On the part of the plaintiff, it is contended that the judgment in partition is void for want of jurisdiction in the court, the requirements of the statute not having been complied with ; and on the part of the defendants, it is insisted that it is conclusive until reversed or set aside ; that it cannot be attacked collaterally, and that the defendants, being bona fide purchasers, are entitled to protection.

*That a judgment is conclusive upon parties and privies is a proposition not to be denied; but if a court has acted without jurisdiction, the proceeding is void ; and if this appears upon the face of the record, the whole is a nullity. In Borden v. Fitch, 15 Johns. R. 141, Chief Justice Thompson says, To give any binding effect to a judgment, it is essential that the court should have jurisdiction of the person and the subject matter ; and the want of jurisdiction is a matter that may always be set up against a judgment, when sought to be enforced, or when any benefit is claimed under it; the want of jurisdiction makes it utterly void and unavailable for any purpose.” And in Mills v. Martin, 19 Johns. R. 33, Ch. J. Spencer observes, “ No law*654yer will controvert the position, that to uphold and give validity to the proceedings of a court, it must have jurisdiction of the person of the defendant, and of the cause; this principle is applicable to all courts, from the highest to the lowest.”

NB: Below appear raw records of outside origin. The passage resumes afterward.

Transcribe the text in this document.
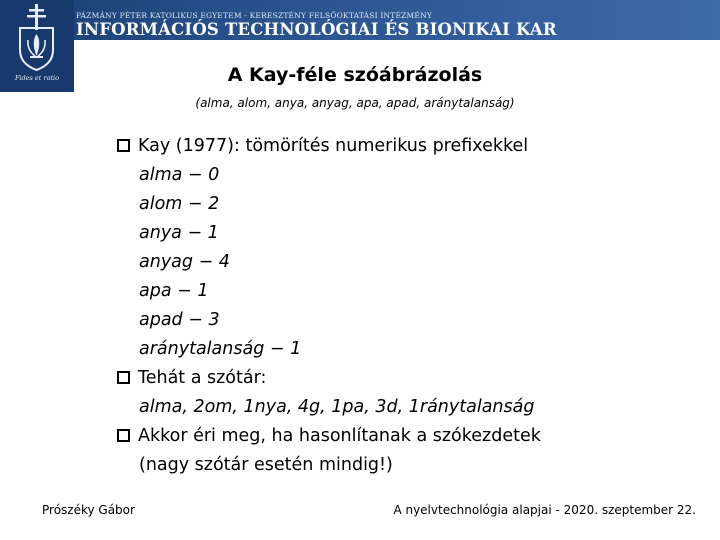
Fides et ratio
PÁZMÁNY PÉTER KATOLIKUS EGYETEM - KERESZTÉNY FELSŐOKTATÁSI INTÉZMÉNY
INFORMÁCIÓS TECHNOLÓGIAI ÉS BIONIKAI KAR
A Kay-féle szóábrázolás
(alma, alom, anya, anyag, apa, apad, aránytalanság)
Kay (1977): tömörítés numerikus prefixekkel
alma − 0
alom − 2
anya − 1
anyag − 4
apa − 1
apad − 3
aránytalanság − 1
Tehát a szótár:
alma, 2om, 1nya, 4g, 1pa, 3d, 1ránytalanság
Akkor éri meg, ha hasonlítanak a szókezdetek
(nagy szótár esetén mindig!)
Prószéky Gábor	A nyelvtechnológia alapjai - 2020. szeptember 22.
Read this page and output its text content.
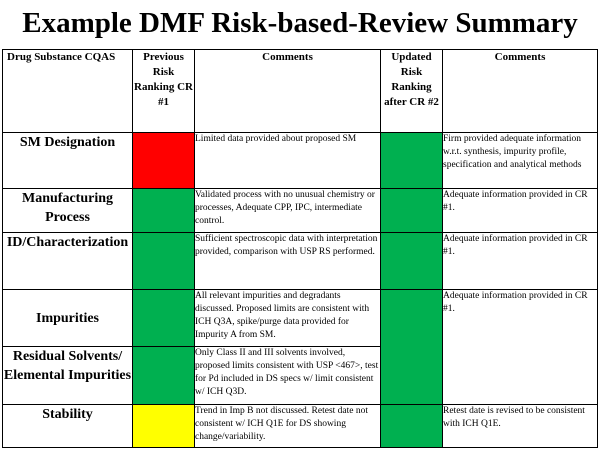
Example DMF Risk-based-Review Summary
Drug Substance CQAS	Previous Risk Ranking CR #1	Comments	Updated Risk Ranking after CR #2	Comments
SM Designation		Limited data provided about proposed SM		Firm provided adequate information w.r.t. synthesis, impurity profile, specification and analytical methods
Manufacturing Process		Validated process with no unusual chemistry or processes, Adequate CPP, IPC, intermediate control.		Adequate information provided in CR #1.
ID/Characterization		Sufficient spectroscopic data with interpretation provided, comparison with USP RS performed.		Adequate information provided in CR #1.
Impurities		All relevant impurities and degradants discussed. Proposed limits are consistent with ICH Q3A, spike/purge data provided for Impurity A from SM.		Adequate information provided in CR #1.
Residual Solvents/ Elemental Impurities		Only Class II and III solvents involved, proposed limits consistent with USP <467>, test for Pd included in DS specs w/ limit consistent w/ ICH Q3D.		
Stability		Trend in Imp B not discussed. Retest date not consistent w/ ICH Q1E for DS showing change/variability.		Retest date is revised to be consistent with ICH Q1E.
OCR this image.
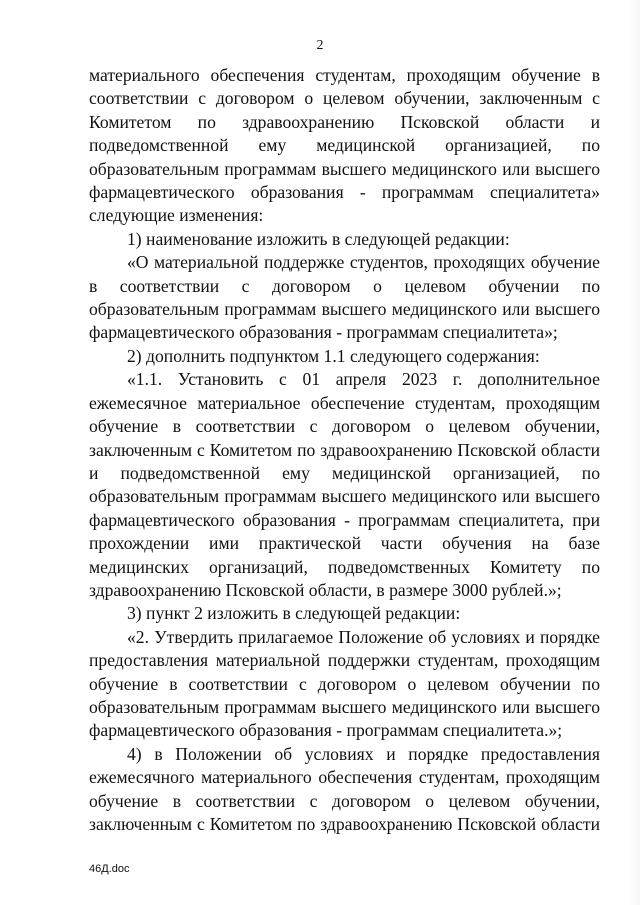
2

материального обеспечения студентам, проходящим обучение в соответствии с договором о целевом обучении, заключенным с Комитетом по здравоохранению Псковской области и подведомственной ему медицинской организацией, по образовательным программам высшего медицинского или высшего фармацевтического образования - программам специалитета» следующие изменения:

1) наименование изложить в следующей редакции:

«О материальной поддержке студентов, проходящих обучение в соответствии с договором о целевом обучении по образовательным программам высшего медицинского или высшего фармацевтического образования - программам специалитета»;

2) дополнить подпунктом 1.1 следующего содержания:

«1.1. Установить с 01 апреля 2023 г. дополнительное ежемесячное материальное обеспечение студентам, проходящим обучение в соответствии с договором о целевом обучении, заключенным с Комитетом по здравоохранению Псковской области и подведомственной ему медицинской организацией, по образовательным программам высшего медицинского или высшего фармацевтического образования - программам специалитета, при прохождении ими практической части обучения на базе медицинских организаций, подведомственных Комитету по здравоохранению Псковской области, в размере 3000 рублей.»;

3) пункт 2 изложить в следующей редакции:

«2. Утвердить прилагаемое Положение об условиях и порядке предоставления материальной поддержки студентам, проходящим обучение в соответствии с договором о целевом обучении по образовательным программам высшего медицинского или высшего фармацевтического образования - программам специалитета.»;

4) в Положении об условиях и порядке предоставления ежемесячного материального обеспечения студентам, проходящим обучение в соответствии с договором о целевом обучении, заключенным с Комитетом по здравоохранению Псковской области

46Д.doc
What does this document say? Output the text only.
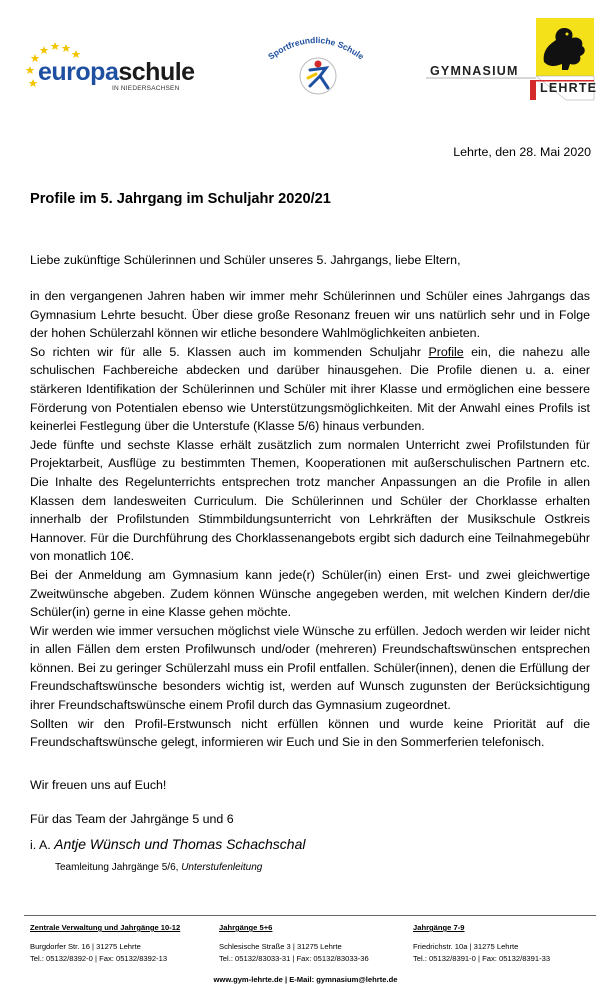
europaschule
IN NIEDERSACHSEN
Sportfreundliche Schule
GYMNASIUM
LEHRTE
Lehrte, den 28. Mai 2020
Profile im 5. Jahrgang im Schuljahr 2020/21
Liebe zukünftige Schülerinnen und Schüler unseres 5. Jahrgangs, liebe Eltern,

in den vergangenen Jahren haben wir immer mehr Schülerinnen und Schüler eines Jahrgangs das Gymnasium Lehrte besucht. Über diese große Resonanz freuen wir uns natürlich sehr und in Folge der hohen Schülerzahl können wir etliche besondere Wahlmöglichkeiten anbieten.

So richten wir für alle 5. Klassen auch im kommenden Schuljahr Profile ein, die nahezu alle schulischen Fachbereiche abdecken und darüber hinausgehen. Die Profile dienen u. a. einer stärkeren Identifikation der Schülerinnen und Schüler mit ihrer Klasse und ermöglichen eine bessere Förderung von Potentialen ebenso wie Unterstützungsmöglichkeiten. Mit der Anwahl eines Profils ist keinerlei Festlegung über die Unterstufe (Klasse 5/6) hinaus verbunden.

Jede fünfte und sechste Klasse erhält zusätzlich zum normalen Unterricht zwei Profilstunden für Projektarbeit, Ausflüge zu bestimmten Themen, Kooperationen mit außerschulischen Partnern etc. Die Inhalte des Regelunterrichts entsprechen trotz mancher Anpassungen an die Profile in allen Klassen dem landesweiten Curriculum. Die Schülerinnen und Schüler der Chorklasse erhalten innerhalb der Profilstunden Stimmbildungsunterricht von Lehrkräften der Musikschule Ostkreis Hannover. Für die Durchführung des Chorklassenangebots ergibt sich dadurch eine Teilnahmegebühr von monatlich 10€.

Bei der Anmeldung am Gymnasium kann jede(r) Schüler(in) einen Erst- und zwei gleichwertige Zweitwünsche abgeben. Zudem können Wünsche angegeben werden, mit welchen Kindern der/die Schüler(in) gerne in eine Klasse gehen möchte.

Wir werden wie immer versuchen möglichst viele Wünsche zu erfüllen. Jedoch werden wir leider nicht in allen Fällen dem ersten Profilwunsch und/oder (mehreren) Freundschaftswünschen entsprechen können. Bei zu geringer Schülerzahl muss ein Profil entfallen. Schüler(innen), denen die Erfüllung der Freundschaftswünsche besonders wichtig ist, werden auf Wunsch zugunsten der Berücksichtigung ihrer Freundschaftswünsche einem Profil durch das Gymnasium zugeordnet.

Sollten wir den Profil-Erstwunsch nicht erfüllen können und wurde keine Priorität auf die Freundschaftswünsche gelegt, informieren wir Euch und Sie in den Sommerferien telefonisch.

Wir freuen uns auf Euch!
Für das Team der Jahrgänge 5 und 6
i. A. Antje Wünsch und Thomas Schachschal
Teamleitung Jahrgänge 5/6, Unterstufenleitung
Zentrale Verwaltung und Jahrgänge 10-12
Burgdorfer Str. 16 | 31275 Lehrte
Tel.: 05132/8392-0 | Fax: 05132/8392-13
Jahrgänge 5+6
Schlesische Straße 3 | 31275 Lehrte
Tel.: 05132/83033-31 | Fax: 05132/83033-36
Jahrgänge 7-9
Friedrichstr. 10a | 31275 Lehrte
Tel.: 05132/8391-0 | Fax: 05132/8391-33
www.gym-lehrte.de | E-Mail: gymnasium@lehrte.de
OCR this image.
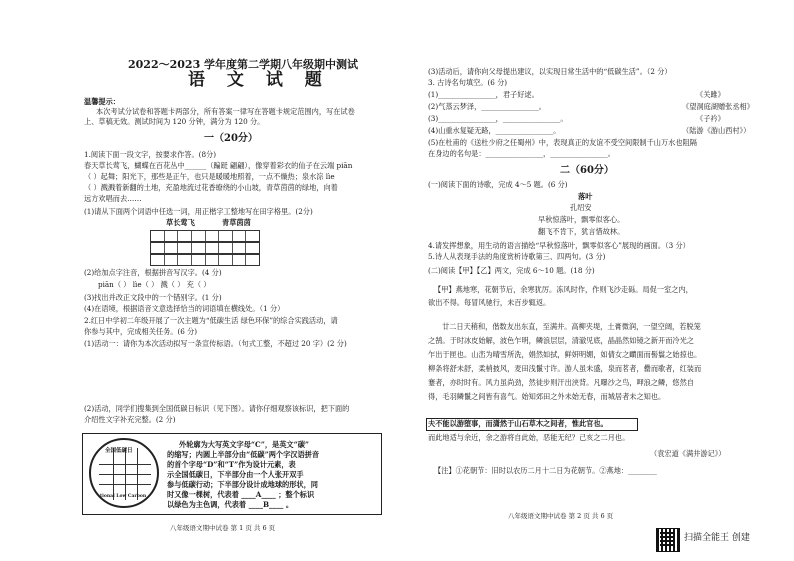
2022～2023 学年度第二学期八年级期中测试
语 文 试 题
温馨提示：
本次考试分试卷和答题卡两部分，所有答案一律写在答题卡规定范围内，写在试卷
上、草稿无效。测试时间为 120 分钟，满分为 120 分。
一（20分）
1.阅读下面一段文字，按要求作答。(8分)
春天草长莺飞，蝴蝶在百花丛中______（蹁跹 翩翩），像穿着彩衣的仙子在云端 piān
（ ）起舞；阳光下，那些是正午，也只是暖暖地照着，一点不燥热；泉水淙 lìe
（ ）溅溅着新翻的土地，充盈地流过花香缭绕的小山坡，青草茵茵的绿地，向着
远方欢唱而去……
(1)请从下面两个词语中任选一词，用正楷字工整地写在田字格里。(2分)
草长莺飞	青草茵茵
(2)给加点字注音，根据拼音写汉字。(4 分)
piān（ ） lìe（ ） 溅（ ） 充（ ）
(3)找出并改正文段中的一个错别字。(1 分)
(4)在语境，根据语音文意选择恰当的词语填在横线处。（1 分）
2.红日中学初二年级开展了一次主题为“低碳生活 绿色环保”的综合实践活动，请
你参与其中，完成相关任务。(6 分)
(1)活动一：请你为本次活动拟写一条宣传标语。（句式工整，不超过 20 字）(2 分)
(2)活动，同学们搜集到全国低碳日标识（见下图）。请你仔细观察该标识，把下面的
介绍性文字补充完整。(2 分)
全国低碳日
National Low Carbon Day
外轮廓为大写英文字母“C”，是英文“碳”
的缩写；内圆上半部分由“低碳”两个字汉语拼音
的首个字母“D”和“T”作为设计元素，表
示全国低碳日，下半部分由一个人张开双手
参与低碳行动；下半部分设计成地球的形状，同
时又像一棵树，代表着 ____A____ ；整个标识
以绿色为主色调，代表着 ____B____ 。
八年级语文期中试卷 第 1 页 共 6 页
(3)活动后，请你向父母提出建议，以实现日常生活中的“低碳生活”。（2 分）
3. 古诗名句填空。(6 分)
(1)________________，君子好逑。
(2)气蒸云梦泽，________________。
(3)________________，________________。
(4)山重水复疑无路，________________。
(5)在杜甫的《送杜少府之任蜀州》中，表现真正的友谊不受空间限制千山万水也阻隔
在身边的名句是：________________，________________。
《关雎》
《望洞庭湖赠张丞相》
《子衿》
（陆游《游山西村》）
二（60分）
(一)阅读下面的诗歌，完成 4～5 题。(6 分)
落叶
孔绍安
早秋惊落叶，飘零似客心。
翻飞不肯下，犹言惜故林。
4.请发挥想象，用生动的语言描绘“早秋惊落叶，飘零似客心”展现的画面。（3 分）
5.诗人从表现手法的角度赏析诗歌第三、四两句。(3 分)
(二)阅读【甲】【乙】两文，完成 6～10 题。(18 分)
【甲】燕地寒，花朝节后，余寒犹厉。冻风时作，作则飞沙走砾。局促一室之内，
欲出不得。每冒风驰行，未百步辄返。
廿二日天稍和，偕数友出东直，至满井。高柳夹堤，土膏微润，一望空阔，若脱笼
之鹄。于时冰皮始解，波色乍明，鳞浪层层，清澈见底，晶晶然如镜之新开而冷光之
乍出于匣也。山峦为晴雪所洗，娟然如拭，鲜妍明媚，如倩女之靧面而髻鬟之始掠也。
柳条将舒未舒，柔梢披风，麦田浅鬣寸许。游人虽未盛，泉而茗者，罍而歌者，红装而
蹇者，亦时时有。风力虽尚劲，然徒步则汗出浃背。凡曝沙之鸟，呷浪之鳞，悠然自
得，毛羽鳞鬣之间皆有喜气。始知郊田之外未始无春，而城居者未之知也。
夫不能以游堕事，而潇然于山石草木之间者，惟此官也。
而此地适与余近，余之游将自此始，恶能无纪？己亥之二月也。
（袁宏道《满井游记》）
【注】①花朝节：旧时以农历二月十二日为花朝节。②燕地：________
八年级语文期中试卷 第 2 页 共 6 页
扫描全能王 创建
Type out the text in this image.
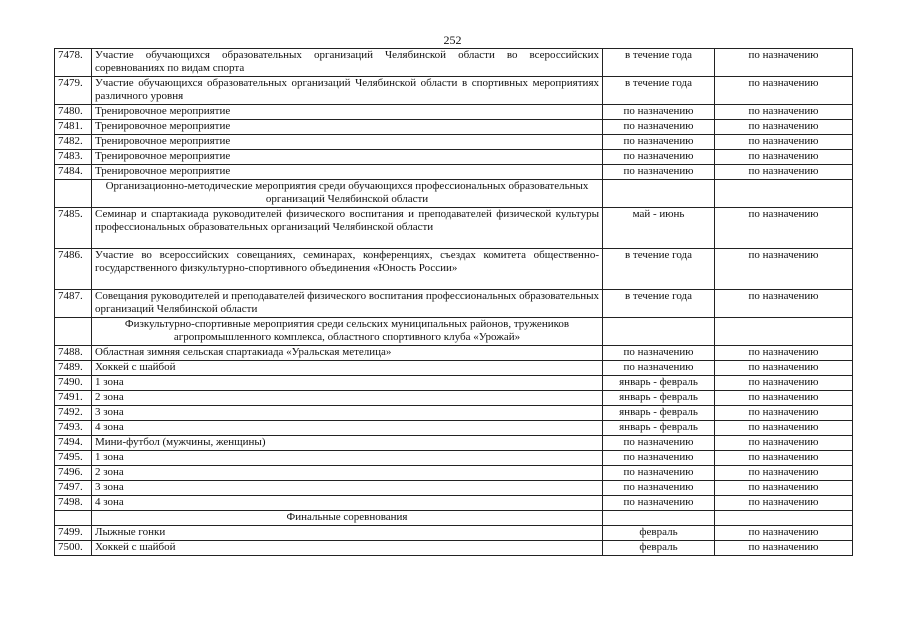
252
7478.	Участие обучающихся образовательных организаций Челябинской области во всероссийских соревнованиях по видам спорта	в течение года	по назначению
7479.	Участие обучающихся образовательных организаций Челябинской области в спортивных мероприятиях различного уровня	в течение года	по назначению
7480.	Тренировочное мероприятие	по назначению	по назначению
7481.	Тренировочное мероприятие	по назначению	по назначению
7482.	Тренировочное мероприятие	по назначению	по назначению
7483.	Тренировочное мероприятие	по назначению	по назначению
7484.	Тренировочное мероприятие	по назначению	по назначению
	Организационно-методические мероприятия среди обучающихся профессиональных образовательных организаций Челябинской области		
7485.	Семинар и спартакиада руководителей физического воспитания и преподавателей физической культуры профессиональных образовательных организаций Челябинской области	май - июнь	по назначению
7486.	Участие во всероссийских совещаниях, семинарах, конференциях, съездах комитета общественно-государственного физкультурно-спортивного объединения «Юность России»	в течение года	по назначению
7487.	Совещания руководителей и преподавателей физического воспитания профессиональных образовательных организаций Челябинской области	в течение года	по назначению
	Физкультурно-спортивные мероприятия среди сельских муниципальных районов, тружеников агропромышленного комплекса, областного спортивного клуба «Урожай»		
7488.	Областная зимняя сельская спартакиада «Уральская метелица»	по назначению	по назначению
7489.	Хоккей с шайбой	по назначению	по назначению
7490.	1 зона	январь - февраль	по назначению
7491.	2 зона	январь - февраль	по назначению
7492.	3 зона	январь - февраль	по назначению
7493.	4 зона	январь - февраль	по назначению
7494.	Мини-футбол (мужчины, женщины)	по назначению	по назначению
7495.	1 зона	по назначению	по назначению
7496.	2 зона	по назначению	по назначению
7497.	3 зона	по назначению	по назначению
7498.	4 зона	по назначению	по назначению
	Финальные соревнования		
7499.	Лыжные гонки	февраль	по назначению
7500.	Хоккей с шайбой	февраль	по назначению
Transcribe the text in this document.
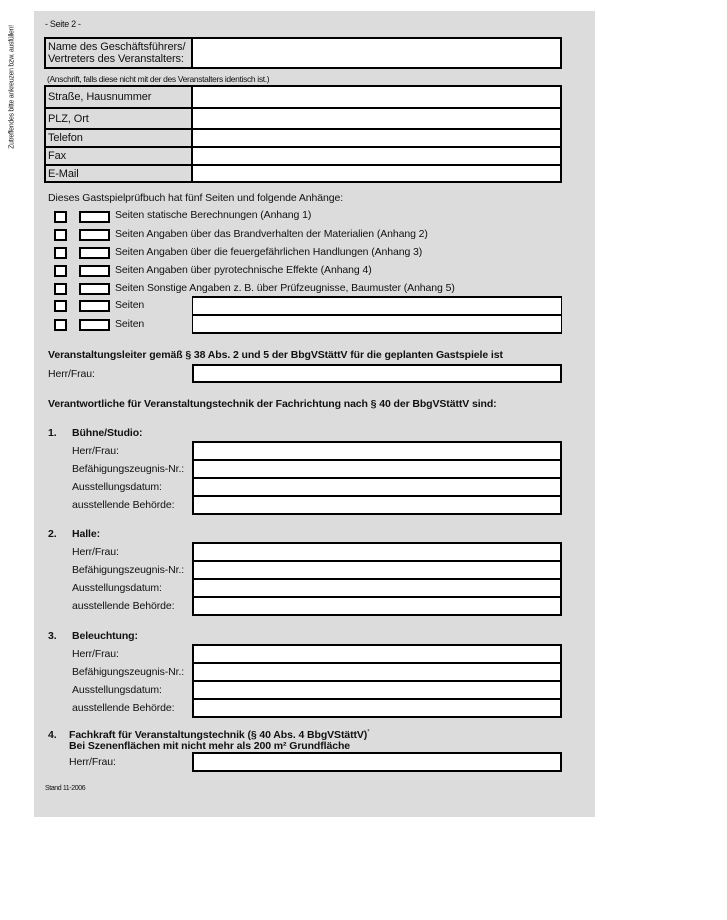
Zutreffendes bitte ankreuzen bzw. ausfüllen!
- Seite 2 -
Name des Geschäftsführers/
Vertreters des Veranstalters:
(Anschrift, falls diese nicht mit der des Veranstalters identisch ist.)
Straße, Hausnummer
PLZ, Ort
Telefon
Fax
E-Mail
Dieses Gastspielprüfbuch hat fünf Seiten und folgende Anhänge:
Seiten statische Berechnungen (Anhang 1)
Seiten Angaben über das Brandverhalten der Materialien (Anhang 2)
Seiten Angaben über die feuergefährlichen Handlungen (Anhang 3)
Seiten Angaben über pyrotechnische Effekte (Anhang 4)
Seiten Sonstige Angaben z. B. über Prüfzeugnisse, Baumuster (Anhang 5)
Seiten
Seiten
Veranstaltungsleiter gemäß § 38 Abs. 2 und 5 der BbgVStättV für die geplanten Gastspiele ist
Herr/Frau:
Verantwortliche für Veranstaltungstechnik der Fachrichtung nach § 40 der BbgVStättV sind:
1. Bühne/Studio:
Herr/Frau:
Befähigungszeugnis-Nr.:
Ausstellungsdatum:
ausstellende Behörde:
2. Halle:
Herr/Frau:
Befähigungszeugnis-Nr.:
Ausstellungsdatum:
ausstellende Behörde:
3. Beleuchtung:
Herr/Frau:
Befähigungszeugnis-Nr.:
Ausstellungsdatum:
ausstellende Behörde:
4. Fachkraft für Veranstaltungstechnik (§ 40 Abs. 4 BbgVStättV)*
Bei Szenenflächen mit nicht mehr als 200 m² Grundfläche
Herr/Frau:
Stand 11-2006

With respect to the proceedings in partition, now the subject of consideration, there can be no doubt that the court in which the judgment was rendered had jurisdiction of the subject of partition; but to authorize a judgment of partition, the parties must be before the court, or it must be shown to the court that some of them are unknown; and this must appear by the record, where the proceeding is against owners unknown; it is a proceeding in rem, and nothing is to be taken by intendment; there is avowedly nothing like personal notice to the parties interested as defendants; they are not even named; and the right of the plaintiffs in such cases depends entirely upon the fact to be proved to the court by affidavit, that the owners are unknown. The record states that in January term, 1821, the plaintiffs presented their petition in partition setting it out; the plaintiffs state their own interest in the premises, and proceed as follows: “And your petitioners further state and show to your honors, that they are ignorant of the names, rights or titles of the owners or proprietors of the residue of the two several lots, pieces or parcels of land, with their appurtenances, and cannot therefore state the same to this honorable court,” and pray that the premises may be divided. The record then *states that at the next May term, “until which day the said parties unknown had leave to imparle and then to answer the same,” &c. the plaintiffs appear by their attorney, “ and the parties unknown, though solemnly demanded, come not, but make default,” &c. Judgment that partition be made is then entered, and commissioners appointed. The statute gives the court no jurisdiction to take any step against unknown owners, until notice has been published according to the statute. Should not the record, therefore, show that it had been made to appear to the court by affidavit, that the owners were unknown to the plaintiffs, and that such notice as the statute requires in such cases had actually been given 1 Suppose a judgment record is produced, in which the plaintiff declares upon a promissory note, and the record does not show that the defendant is in custody, or has been served with process, or a copy of the declaration, and yet the court render judgment by default; would not such a record be an absolute nullity 1 The record produced proves nothing which could authorize the court to enter a judgment against unknown owners, by which they were to be divested of their property.

In my opinion the judge decided correctly, and the plaintiff is entitled to judgment.